Наши вожатые в это время играли в настольный теннис. Или в волейбол. Для волейбольных команд людей им часто не хватало. Поэтому они изредка брали в игру ребят, сбежавших с тихого часа. И никогда не ругали их. Понимали. Потому что разница в возрасте у нас и вожатых была не слишком большой. Да и сбегало с тихого часа всего два человека. Я да Толик Семёнов, с которым раньше мы не были близко знакомы. Он учился в другой школе. И считался очень перспективным спортсменом. Если не ошибаюсь, к тому времени он уже выполнил норматив мастера спорта по лёгкой атлетике (мастера спорта по многоборью он выполнил немного позднее). Толя был высоким парнем с отличной спортивной фигурой и ослепительной улыбкой. И был любимцев всех девушек. Как наших, так и чешских.

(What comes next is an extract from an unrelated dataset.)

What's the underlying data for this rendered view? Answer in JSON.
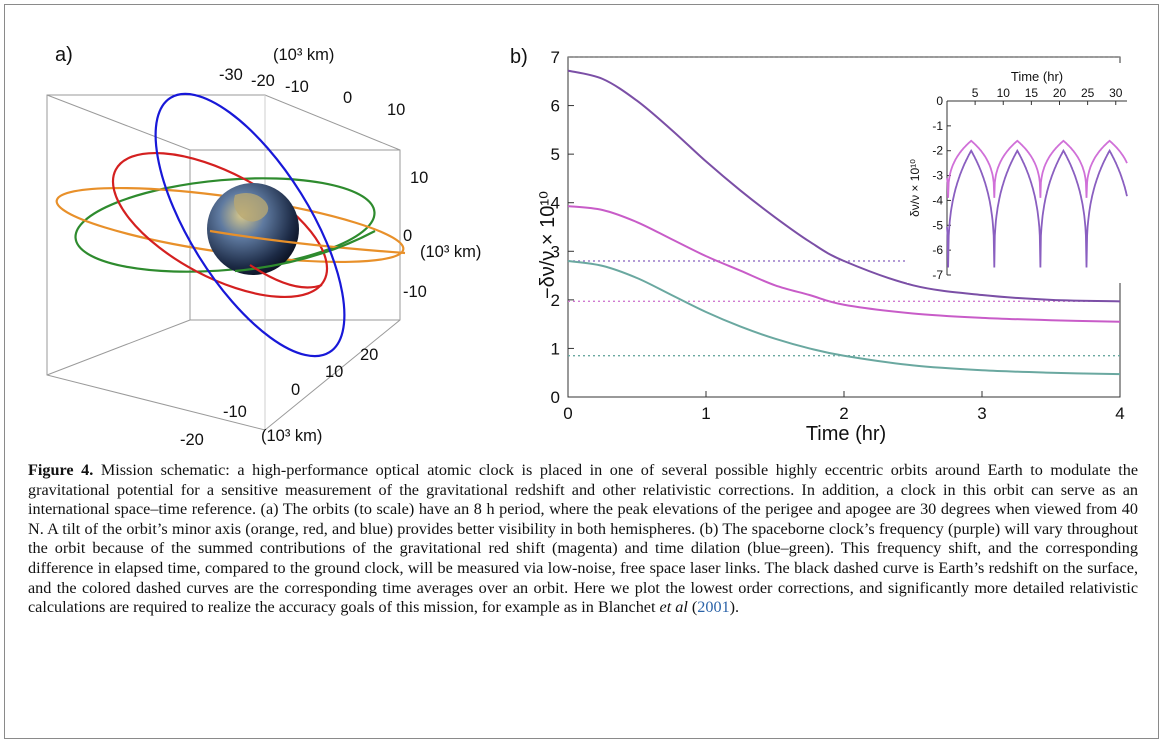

Поэтому вожатые с удовольствием брали его в игру (и прощали нарушение распорядка дня). Я же чаще всего изображал толпу восхищенных зрителей. Но однажды всех воспитателей вызвали на совещание к директору лагеря. И мы остались с Толиком одни на спортивном городке. Играть одному в волейбол Толику, видимо, не понравилось. Он с грустью посмотрел на теннисные столы. Но и для игры в теннис ему тоже нужен был партнёр. И тут он совершенно случайно заметил меня. Раньше он меня не замечал даже в упор. Кто я был такой, чтобы обращать на меня внимание?!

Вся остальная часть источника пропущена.